From The Columbus Dispatch Police records involving threats against Gov. John Kasich can remain secret because their release could compromise the governor’s safety, the Ohio Supreme Court ruled yesterday.
State Highway Patrol records that the Department of Public Safety refused to turn over to the liberal-leaning blog Plunderbund are exempt from release as security records, the court ruled.
The justices’ unanimous ruling could affect a case in which the Ohio Republican Party sued Democratic gubernatorial nominee Ed FitzGerald over his claiming the security exemption to withhold records.
“The records at issue involve direct threats against the highest official in the executive branch of Ohio government,” the court wrote in its unsigned opinion.
“Information included in these threats ... is used for protecting and maintaining the security of the governor and his staff and family and for maintaining the secure functioning of the governor’s office.”

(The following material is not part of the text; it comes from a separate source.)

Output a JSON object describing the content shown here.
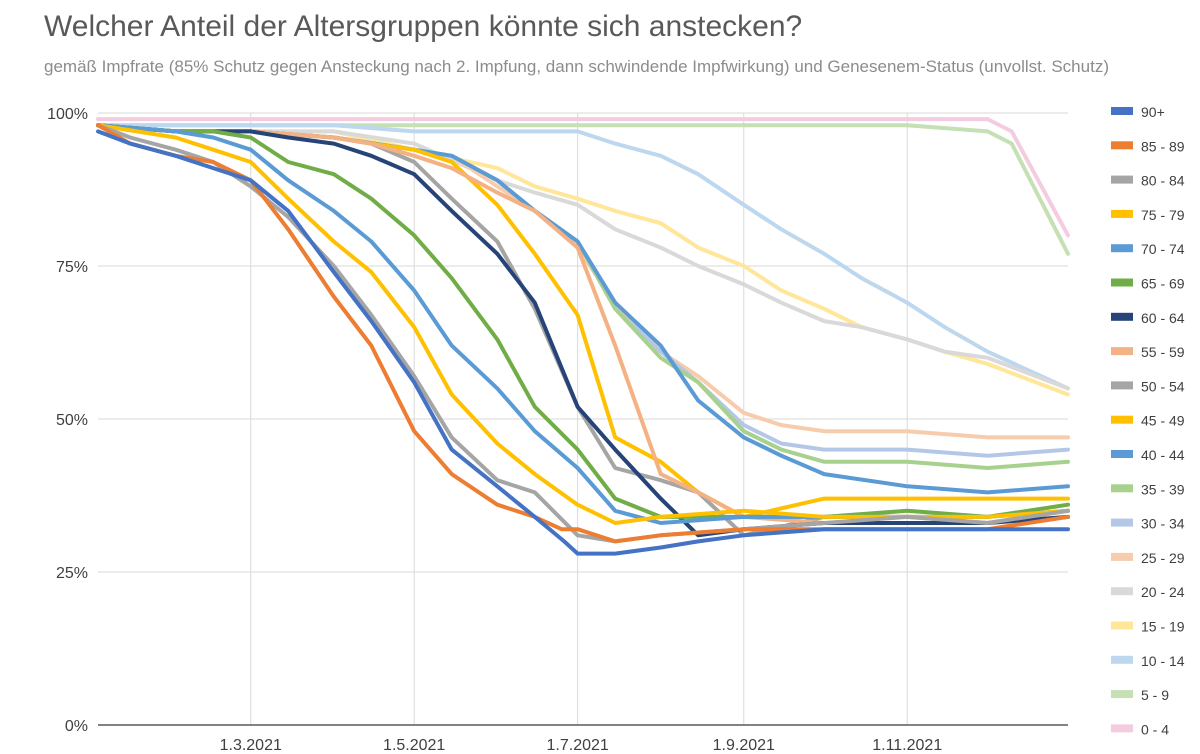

Plunderbund turned to the Supreme Court after public-safety officials declined two years ago to turn over limited records involving threats against Kasich.
The blog argued that the security exemption involving a “public office” applied only to records involving the placement of cameras, building blueprints, the scheduling of security personnel and similar matters.
The court disagreed, saying that the exemption to the public-records act also involves the personal security of the governor and the need to protect him from “attack, interference, sabotage or terrorism.”